Ti manca anche l’energia per parlarne con un amico o un’anima che in quel momento non c’è, proprio perché stai male e qualsiasi cosa ti crea una sorta di visione e sensazione nera.

Il male avanza, quello che vedo e percepisco in quelle situazioni in cui si usa la violenza al posto dell’autocontrollo, del rispetto e della gentilezza.

La vita è un racconto ed un’esperienza complessa, ma, ora che ho avuto qualche giorno di tregua, ho l’impressione di sentire arrivare un nuovo peso sulle spalle.
Lo ascolto, lo osservo e cerco di capire come è arrivato e come arriverà di nuovo.

Un contesto spesso problematico è la famiglia, specie se a quasi 39 anni vivi ancora sotto lo stesso tetto.
Da una parte è una fortuna perché c’è chi vorrebbe questa fortuna ma l’ha persa; dall’altra c’è il bisogno di creare una nostra famiglia in sintonia e in linea con quello che siamo.

Sotto il concetto di famiglia si può spaziare molto: ci sono diversi tipi e tipologie di famiglie, tra cui anche quella composta dagli amici dai quali ci circondiamo.
Cosa sarebbe la vita se non ci fossero “amici” esterni all’ambiente in cui cresciamo?

Per quanto ci possiamo sforzare di essere esseri solitari, siamo fatti per socializzare; a volte proprio da questo nasce il benessere o il malessere se qualcosa non funziona.

Gli anni passano e vedo i tempi diventare sempre più duri, non solo per il normale svolgimento del tempo ma sembrerebbe anche per le difficoltà del periodo storico moderno, che sembra quasi farci vivere sempre meno.

Perché questi pensieri, perché questa pagina di diario?
L’ispirazione mi è venuta da fastidi, pesi recentemente percepiti e dal ricordarmi che, nello stare male, non sapevo più perché stavo male e cosa potesse farmi stare bene.
Quando sto male mi domando cosa mi farebbe stare meglio; credo sia importante chiederselo, poiché può essere il primo passo verso una direzione importante: quella di prenderci cura di noi in modo costruttivo.

Perché sto bene?
Perché sto male?

Cosa posso fare per stare meglio o cosa potrebbe farmi stare meglio?

Nel momento di buio rimane difficile rispondere a queste domande perché la testa è piena e confusa, come avvolta da una nebbia fastidiosa.

Ci fanno stare male pezzetti della nostra storia ma anche i contesti che abbiamo intorno.
Allo stesso modo ci fa stare bene quello che sappiamo che ci fa stare bene, ovvero quando l’abbiamo già trovato e fa parte della nostra vita.
Per poter affermare cosa ci fa stare bene dobbiamo averlo sperimentato almeno una volta.

A volte potrebbe essere che mi sento male perché sono fuori dal mio contesto, mi trovo in un mondo che non è il mio, una dimensione costruita con delle sintonie su chi sono davvero e che conta per me.

La mia estate a casa: un viaggio diverso, ma prezioso

Quest’anno, per la prima volta in 38 anni, non sono partito per la Sardegna con i miei.
Ho ascoltato il mio intuito, che mi diceva di restare, e così ho scoperto una vacanza diversa da tutte le altre: la vacanza a casa.

Non mi sono annoiato, anzi.
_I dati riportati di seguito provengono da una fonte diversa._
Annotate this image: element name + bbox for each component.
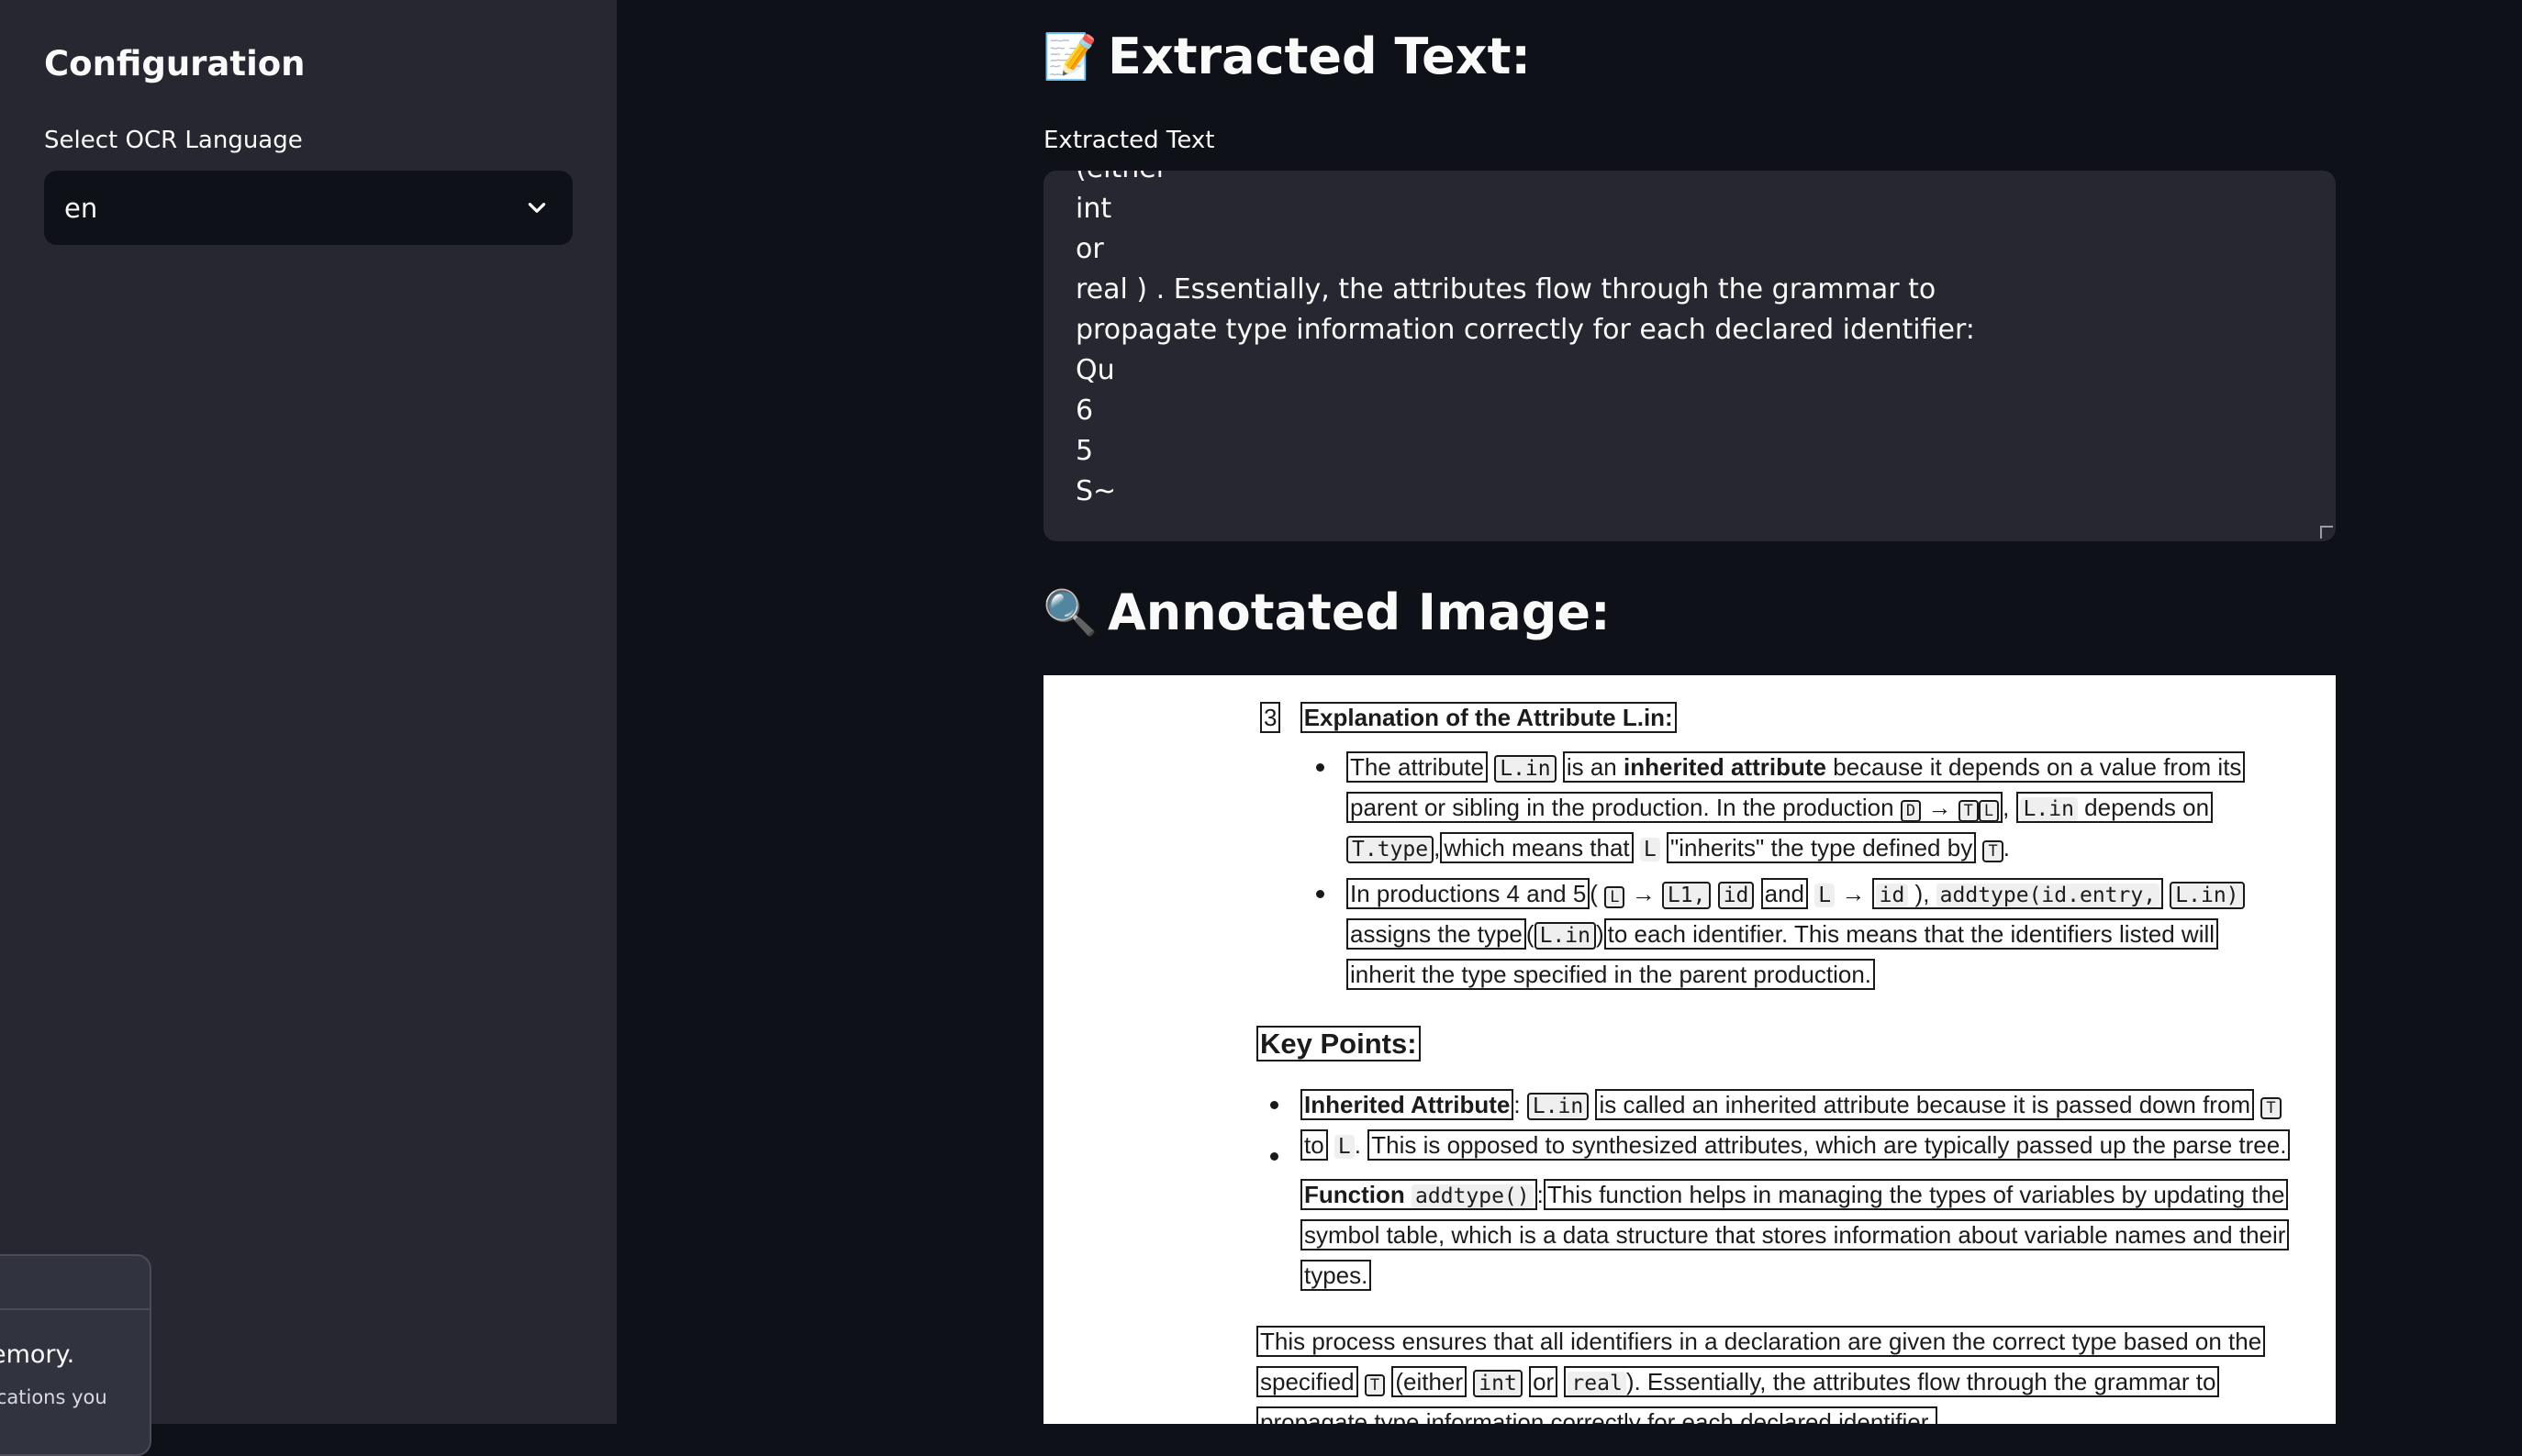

Ho avuto tanto da fare e ho potuto dedicarmi a cose utili che, se fossi partito, avrei rimandato ancora. Mi sono regalato silenzio e tranquillità, ma anche momenti di svago: passeggiate rigeneranti, pranzi in compagnia degli zii, spazi di leggerezza che hanno dato colore alle giornate.

Sto vivendo questi 36 giorni come un tempo speciale, che si concluderà il 31 agosto. Una parentesi che mi sta insegnando a stare con me stesso, ad ascoltarmi di più, ad affrontare anche le mie paure, come quella di gestirmi il mangiare da solo.

E forse il vero viaggio non è dove vai, ma quello che impari restando.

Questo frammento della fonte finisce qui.